Le premier défi demande un effort de clarté et d’unification de critères dans la planification des cursus. Les deux autres demandent un renouvellement pédagogique et une prise en compte des besoins sociaux et professionnels.

1.1 Enjeux pédagogiques

Les défis pédagogiques actuels peuvent, nous semble-t-il, se résumer à trois principes essentiels :

  1. Apprendre en faisant. Ce principe, qui n’est pas nouveau, a été attribué à Confucius : « On me l’a dit et je l’ai oublié. Je l’ai vu et je l’ai compris. Je l’ai fait et je l’ai appris ». Autrement dit, on retient mieux ce qu’on fait, on apprend mieux lorsqu’il s’agit d’un apprentissage actif. Apprendre en faisant est un principe-clé de la pédagogie moderne.

  2. Apprendre à parcourir des processus. Ce principe a été formulé dans notre discipline, il y a presque 30 ans, de façon tout à fait remarquable par Delisle, pionnier d’une nouvelle didactique de la traduction d’orientation cognitive-constructiviste : « Enseigner à traduire, c’est faire comprendre le processus intellectuel par lequel un message donné est transposé dans une autre langue, en plaçant l’apprenti-traducteur au coeur de l’opération traduisante pour lui en faire saisir la dynamique » (Delisle, 1980, p. 16).

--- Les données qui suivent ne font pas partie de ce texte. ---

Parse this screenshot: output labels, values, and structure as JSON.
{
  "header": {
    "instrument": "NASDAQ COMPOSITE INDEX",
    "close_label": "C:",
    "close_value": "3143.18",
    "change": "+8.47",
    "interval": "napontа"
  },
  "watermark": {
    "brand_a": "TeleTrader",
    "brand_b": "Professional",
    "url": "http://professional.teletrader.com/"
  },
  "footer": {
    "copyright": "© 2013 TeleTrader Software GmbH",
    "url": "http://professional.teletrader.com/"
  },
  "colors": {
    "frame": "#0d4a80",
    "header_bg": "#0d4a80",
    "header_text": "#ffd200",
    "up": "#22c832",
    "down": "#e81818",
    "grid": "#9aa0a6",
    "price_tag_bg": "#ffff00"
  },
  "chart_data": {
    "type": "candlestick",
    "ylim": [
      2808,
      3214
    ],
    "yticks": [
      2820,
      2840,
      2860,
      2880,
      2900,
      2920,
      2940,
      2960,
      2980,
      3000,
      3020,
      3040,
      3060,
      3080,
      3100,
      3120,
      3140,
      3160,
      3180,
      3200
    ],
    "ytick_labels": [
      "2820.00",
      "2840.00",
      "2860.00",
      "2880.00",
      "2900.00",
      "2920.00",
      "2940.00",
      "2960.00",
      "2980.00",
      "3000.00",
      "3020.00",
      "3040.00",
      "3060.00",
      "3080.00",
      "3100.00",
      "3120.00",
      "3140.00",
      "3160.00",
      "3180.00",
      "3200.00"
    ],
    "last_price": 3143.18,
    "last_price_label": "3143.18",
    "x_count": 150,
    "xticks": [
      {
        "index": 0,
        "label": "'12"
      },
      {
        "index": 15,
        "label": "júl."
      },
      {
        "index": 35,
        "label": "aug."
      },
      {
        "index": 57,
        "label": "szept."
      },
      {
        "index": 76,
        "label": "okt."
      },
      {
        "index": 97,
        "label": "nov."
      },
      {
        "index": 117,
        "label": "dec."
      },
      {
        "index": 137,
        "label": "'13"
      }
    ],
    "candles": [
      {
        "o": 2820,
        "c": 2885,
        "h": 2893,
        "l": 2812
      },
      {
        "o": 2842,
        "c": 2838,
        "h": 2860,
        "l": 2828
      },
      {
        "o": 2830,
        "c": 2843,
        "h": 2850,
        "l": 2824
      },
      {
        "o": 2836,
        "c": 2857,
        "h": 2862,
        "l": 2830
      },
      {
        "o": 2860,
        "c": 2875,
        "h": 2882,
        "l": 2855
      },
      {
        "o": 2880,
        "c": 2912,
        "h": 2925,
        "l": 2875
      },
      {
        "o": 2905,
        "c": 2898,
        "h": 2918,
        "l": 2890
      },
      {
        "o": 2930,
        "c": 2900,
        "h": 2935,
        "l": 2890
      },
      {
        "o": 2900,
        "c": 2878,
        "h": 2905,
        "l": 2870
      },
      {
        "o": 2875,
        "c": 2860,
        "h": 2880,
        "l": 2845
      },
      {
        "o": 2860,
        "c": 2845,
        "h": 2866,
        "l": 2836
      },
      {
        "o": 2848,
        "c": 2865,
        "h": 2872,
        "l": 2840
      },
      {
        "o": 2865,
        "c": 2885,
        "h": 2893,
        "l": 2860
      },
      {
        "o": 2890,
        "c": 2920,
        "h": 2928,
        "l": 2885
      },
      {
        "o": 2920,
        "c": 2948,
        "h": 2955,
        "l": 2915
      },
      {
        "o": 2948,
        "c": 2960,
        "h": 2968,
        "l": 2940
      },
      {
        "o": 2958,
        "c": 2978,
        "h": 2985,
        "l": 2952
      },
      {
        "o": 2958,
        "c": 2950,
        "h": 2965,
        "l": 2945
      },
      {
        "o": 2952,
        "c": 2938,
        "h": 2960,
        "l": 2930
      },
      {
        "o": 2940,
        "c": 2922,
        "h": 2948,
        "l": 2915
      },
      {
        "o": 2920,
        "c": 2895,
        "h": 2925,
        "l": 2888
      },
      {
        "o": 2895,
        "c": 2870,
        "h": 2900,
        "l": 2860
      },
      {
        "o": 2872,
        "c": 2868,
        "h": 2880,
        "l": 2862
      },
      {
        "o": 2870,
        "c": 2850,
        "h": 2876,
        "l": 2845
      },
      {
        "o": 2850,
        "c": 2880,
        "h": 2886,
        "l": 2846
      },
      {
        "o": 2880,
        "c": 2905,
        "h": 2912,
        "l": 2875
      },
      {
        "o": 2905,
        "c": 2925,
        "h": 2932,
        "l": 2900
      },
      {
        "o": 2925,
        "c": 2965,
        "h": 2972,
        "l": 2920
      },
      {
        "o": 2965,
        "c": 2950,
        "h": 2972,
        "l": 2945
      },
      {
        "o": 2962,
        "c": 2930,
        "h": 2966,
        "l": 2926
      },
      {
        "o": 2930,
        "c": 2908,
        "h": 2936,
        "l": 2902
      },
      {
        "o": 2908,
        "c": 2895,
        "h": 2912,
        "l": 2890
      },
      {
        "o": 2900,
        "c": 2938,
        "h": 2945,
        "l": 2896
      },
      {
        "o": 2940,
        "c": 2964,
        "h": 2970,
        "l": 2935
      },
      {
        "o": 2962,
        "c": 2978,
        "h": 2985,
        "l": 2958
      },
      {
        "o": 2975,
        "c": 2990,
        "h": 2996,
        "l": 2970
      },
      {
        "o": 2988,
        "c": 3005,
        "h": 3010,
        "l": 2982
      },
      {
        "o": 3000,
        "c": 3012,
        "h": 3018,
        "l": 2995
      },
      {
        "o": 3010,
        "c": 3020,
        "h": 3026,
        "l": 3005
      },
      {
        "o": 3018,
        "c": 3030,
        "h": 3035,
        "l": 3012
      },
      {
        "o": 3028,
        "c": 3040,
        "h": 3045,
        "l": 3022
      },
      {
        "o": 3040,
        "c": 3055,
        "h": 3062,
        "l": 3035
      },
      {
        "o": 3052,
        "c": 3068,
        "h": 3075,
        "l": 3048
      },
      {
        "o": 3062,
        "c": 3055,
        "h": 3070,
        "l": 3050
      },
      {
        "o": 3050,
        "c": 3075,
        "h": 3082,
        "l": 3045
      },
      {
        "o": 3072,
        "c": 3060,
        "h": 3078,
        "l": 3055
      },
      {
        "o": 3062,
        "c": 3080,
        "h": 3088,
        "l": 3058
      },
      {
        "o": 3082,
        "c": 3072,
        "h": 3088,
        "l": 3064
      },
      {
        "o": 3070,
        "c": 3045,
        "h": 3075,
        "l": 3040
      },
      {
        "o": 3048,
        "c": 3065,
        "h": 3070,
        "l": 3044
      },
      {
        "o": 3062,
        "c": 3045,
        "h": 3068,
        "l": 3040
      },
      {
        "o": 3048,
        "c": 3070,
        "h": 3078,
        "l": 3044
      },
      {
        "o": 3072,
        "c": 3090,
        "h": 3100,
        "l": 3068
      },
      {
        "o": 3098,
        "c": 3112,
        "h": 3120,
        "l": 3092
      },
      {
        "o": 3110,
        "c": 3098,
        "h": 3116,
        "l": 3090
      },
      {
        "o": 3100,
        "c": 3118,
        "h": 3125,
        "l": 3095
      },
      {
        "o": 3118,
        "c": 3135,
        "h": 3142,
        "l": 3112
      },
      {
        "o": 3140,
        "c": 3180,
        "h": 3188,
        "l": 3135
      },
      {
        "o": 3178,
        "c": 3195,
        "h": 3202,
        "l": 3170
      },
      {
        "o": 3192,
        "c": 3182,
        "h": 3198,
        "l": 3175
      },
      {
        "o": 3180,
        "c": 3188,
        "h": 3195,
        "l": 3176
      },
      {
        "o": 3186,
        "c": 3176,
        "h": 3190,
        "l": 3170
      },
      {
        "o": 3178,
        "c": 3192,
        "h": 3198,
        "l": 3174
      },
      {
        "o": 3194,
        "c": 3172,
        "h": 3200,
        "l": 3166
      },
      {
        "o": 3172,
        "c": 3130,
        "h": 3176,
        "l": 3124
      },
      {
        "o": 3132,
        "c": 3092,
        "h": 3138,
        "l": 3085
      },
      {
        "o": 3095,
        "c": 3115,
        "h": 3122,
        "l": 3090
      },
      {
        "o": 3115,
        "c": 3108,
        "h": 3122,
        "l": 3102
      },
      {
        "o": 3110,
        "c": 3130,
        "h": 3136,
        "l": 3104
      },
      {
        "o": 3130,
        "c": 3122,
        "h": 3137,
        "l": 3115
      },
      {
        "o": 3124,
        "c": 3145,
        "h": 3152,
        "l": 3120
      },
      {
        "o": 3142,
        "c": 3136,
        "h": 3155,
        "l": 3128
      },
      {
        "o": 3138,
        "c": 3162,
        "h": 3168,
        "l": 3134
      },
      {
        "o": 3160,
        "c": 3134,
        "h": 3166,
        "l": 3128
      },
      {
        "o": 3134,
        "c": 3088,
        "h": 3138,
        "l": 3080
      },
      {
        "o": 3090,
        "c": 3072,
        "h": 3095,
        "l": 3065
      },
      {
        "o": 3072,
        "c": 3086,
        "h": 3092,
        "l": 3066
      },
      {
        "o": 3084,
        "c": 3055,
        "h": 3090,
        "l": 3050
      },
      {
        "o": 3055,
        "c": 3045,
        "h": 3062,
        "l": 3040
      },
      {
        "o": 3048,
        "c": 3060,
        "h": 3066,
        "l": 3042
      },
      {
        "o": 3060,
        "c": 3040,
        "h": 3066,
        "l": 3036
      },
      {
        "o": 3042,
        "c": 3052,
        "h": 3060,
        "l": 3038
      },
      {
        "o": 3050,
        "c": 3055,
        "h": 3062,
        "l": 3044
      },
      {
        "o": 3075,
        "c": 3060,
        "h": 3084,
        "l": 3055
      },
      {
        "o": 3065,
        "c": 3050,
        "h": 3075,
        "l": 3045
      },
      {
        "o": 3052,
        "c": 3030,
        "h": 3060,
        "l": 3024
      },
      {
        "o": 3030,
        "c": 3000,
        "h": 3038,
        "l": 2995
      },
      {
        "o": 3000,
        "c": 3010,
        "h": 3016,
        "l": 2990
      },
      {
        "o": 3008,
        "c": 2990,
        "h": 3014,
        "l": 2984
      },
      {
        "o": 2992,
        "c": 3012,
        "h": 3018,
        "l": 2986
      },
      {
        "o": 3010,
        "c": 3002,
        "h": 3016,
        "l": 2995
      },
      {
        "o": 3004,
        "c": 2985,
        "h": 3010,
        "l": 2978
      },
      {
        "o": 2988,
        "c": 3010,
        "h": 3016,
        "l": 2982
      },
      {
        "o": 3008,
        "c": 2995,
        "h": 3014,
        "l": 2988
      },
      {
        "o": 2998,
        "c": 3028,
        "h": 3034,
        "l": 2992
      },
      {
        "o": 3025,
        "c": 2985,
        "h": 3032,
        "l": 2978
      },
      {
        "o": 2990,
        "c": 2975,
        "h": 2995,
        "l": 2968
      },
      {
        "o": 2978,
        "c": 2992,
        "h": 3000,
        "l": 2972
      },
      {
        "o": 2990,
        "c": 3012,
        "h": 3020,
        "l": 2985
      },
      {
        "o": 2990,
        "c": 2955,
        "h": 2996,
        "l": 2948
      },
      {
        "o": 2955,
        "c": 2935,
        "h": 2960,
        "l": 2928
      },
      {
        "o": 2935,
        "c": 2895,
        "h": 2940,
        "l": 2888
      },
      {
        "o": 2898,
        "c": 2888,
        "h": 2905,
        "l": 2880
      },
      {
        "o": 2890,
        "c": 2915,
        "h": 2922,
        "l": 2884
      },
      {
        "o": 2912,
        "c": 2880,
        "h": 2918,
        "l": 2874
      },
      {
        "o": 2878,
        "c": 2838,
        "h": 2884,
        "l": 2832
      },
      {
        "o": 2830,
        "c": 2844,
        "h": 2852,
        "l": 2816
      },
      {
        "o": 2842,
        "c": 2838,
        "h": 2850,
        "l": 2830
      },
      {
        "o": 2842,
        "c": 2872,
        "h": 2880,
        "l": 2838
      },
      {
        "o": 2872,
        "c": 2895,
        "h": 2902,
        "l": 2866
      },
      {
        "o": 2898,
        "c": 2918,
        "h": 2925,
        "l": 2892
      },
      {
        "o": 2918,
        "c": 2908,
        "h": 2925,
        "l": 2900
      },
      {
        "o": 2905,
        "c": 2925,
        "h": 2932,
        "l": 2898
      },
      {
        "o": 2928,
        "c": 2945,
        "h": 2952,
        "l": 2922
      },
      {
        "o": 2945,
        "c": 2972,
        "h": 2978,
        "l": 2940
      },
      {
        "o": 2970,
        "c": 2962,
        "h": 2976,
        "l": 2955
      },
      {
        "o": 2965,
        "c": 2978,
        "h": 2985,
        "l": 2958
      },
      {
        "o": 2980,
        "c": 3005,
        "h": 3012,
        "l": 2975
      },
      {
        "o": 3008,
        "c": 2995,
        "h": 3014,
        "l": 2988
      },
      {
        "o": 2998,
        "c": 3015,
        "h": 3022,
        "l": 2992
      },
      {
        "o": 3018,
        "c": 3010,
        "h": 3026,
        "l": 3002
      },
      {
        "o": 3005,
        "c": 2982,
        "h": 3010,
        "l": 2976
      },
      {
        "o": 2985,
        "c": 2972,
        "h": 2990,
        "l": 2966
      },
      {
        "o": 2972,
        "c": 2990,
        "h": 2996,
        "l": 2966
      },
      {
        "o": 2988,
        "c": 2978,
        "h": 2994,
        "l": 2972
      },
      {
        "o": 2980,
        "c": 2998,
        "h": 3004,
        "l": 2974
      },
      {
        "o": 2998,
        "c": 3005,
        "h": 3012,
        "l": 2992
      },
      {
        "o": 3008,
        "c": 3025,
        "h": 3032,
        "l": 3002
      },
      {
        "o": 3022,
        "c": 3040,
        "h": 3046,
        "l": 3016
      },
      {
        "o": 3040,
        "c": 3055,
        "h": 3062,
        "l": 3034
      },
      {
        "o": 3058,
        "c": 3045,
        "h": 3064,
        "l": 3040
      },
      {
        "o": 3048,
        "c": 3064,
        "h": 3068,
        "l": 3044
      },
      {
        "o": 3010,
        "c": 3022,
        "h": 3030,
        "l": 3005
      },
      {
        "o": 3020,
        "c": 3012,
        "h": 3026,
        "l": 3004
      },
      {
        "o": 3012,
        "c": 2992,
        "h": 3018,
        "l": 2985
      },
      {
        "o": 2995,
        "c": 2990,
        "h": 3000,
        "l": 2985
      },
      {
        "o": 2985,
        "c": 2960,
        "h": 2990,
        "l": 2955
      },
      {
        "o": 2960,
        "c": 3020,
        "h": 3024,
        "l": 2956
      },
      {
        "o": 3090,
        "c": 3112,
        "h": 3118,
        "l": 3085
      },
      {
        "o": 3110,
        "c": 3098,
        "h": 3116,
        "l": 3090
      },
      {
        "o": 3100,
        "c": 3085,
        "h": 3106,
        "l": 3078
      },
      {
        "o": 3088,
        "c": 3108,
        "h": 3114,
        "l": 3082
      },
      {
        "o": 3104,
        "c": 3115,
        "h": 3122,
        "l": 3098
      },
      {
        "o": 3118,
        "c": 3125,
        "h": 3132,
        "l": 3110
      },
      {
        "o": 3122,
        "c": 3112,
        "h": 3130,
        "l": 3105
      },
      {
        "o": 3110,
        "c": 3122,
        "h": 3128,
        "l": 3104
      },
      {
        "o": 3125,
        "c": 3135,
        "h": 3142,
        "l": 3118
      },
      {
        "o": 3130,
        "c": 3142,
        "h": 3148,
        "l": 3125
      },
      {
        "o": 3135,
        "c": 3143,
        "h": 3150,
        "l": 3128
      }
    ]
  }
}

  3. Apprendre d’une manière holistique. Nous partageons le reproche qu’Escotet fait à l’enseignement universitaire actuel, lorsqu’il dit que celui-ci suit des schémas propres du passé et que le cursus est conçu de façon unidisciplinaire : « …l’une des caractéristiques marquantes de l’enseignement universitaire actuel réside dans le fait qu’il suit encore des schémas propres à la première révolution industrielle et celle du début du XXe siècle. Le cursus est conçu de façon unidisciplinaire ou, dans le meilleur des cas, pluridisciplinaire » (Escotet, 2004, p. 31)  [1]. Il a raison, car il ne s’agit pas seulement de former des professionnels mais de former des individus, des individus capables d’apprendre à apprendre, de communiquer, de coopérer, d’avoir de l’empathie, d’être critiques, de s’automotiver, de construire leurs connaissances de façon autonome... L’importance donc d’acquérir des capacités affectives, relationnelles et comportementales, le maniement d’instruments d’information, etc.

1.2 Enjeux sociaux

Il faut également répondre aux nouveaux défis sociaux. De ce point de vue, il s’agit de mettre en place une formation qui développe les compétences nécessaires pour agir dans le monde du travail et qui garantisse un apprentissage autonome, polyvalent et permanent, capable de s’adapter à un marché mondialisé et en constant changement.

Ainsi, on utilise dans le domaine du travail la notion de « compétences professionnelles ». Les compétences profession- nelles correspondent à une notion de la psychologie du travail utilisée dans le domaine des ressources humaines par différents auteurs (McClelland, 1973; Boyatzis, 1982, 1984; Spencer, McClelland et Spencer, 1994). Le pionnier a été McClelland (1973), qui a essayé de montrer que les antécédents universitaires des individus et les tests d’intelligence ne permettent pas à eux seuls de prédire une bonne pratique professionnelle. On parle ainsi d’un modèle de gestion par compétences des ressources humaines.

Il y a eu plusieurs définitions de la compétence professionnelle. Citons, par exemple, celle de Dirube qui résume bien les traits de la compétence professionnelle :

« Les caractéristiques que possèdent certaines personnes qui font que leur comportement soit spécialement satisfaisant dans l’entreprise ou l’organisation à laquelle elles appartiennent. Les compétences concernent le comportement et se manifestent à travers la conduite, elles sont donc un ensemble de connaissances, d’habiletés, de valeurs, d’habitudes et de motivations. »  [2]

Dirube, 2004, p. 98

La compétence professionnelle est donc considérée comme un savoir-faire complexe (connaissances, habiletés, attitudes, valeurs, etc.) qui garantit l’efficacité d’un exercice professionnel. Ceci met en relief l’importance de définir les compétences professionnelles comme point de départ pour l’élaboration des cursus : le profil professionnel.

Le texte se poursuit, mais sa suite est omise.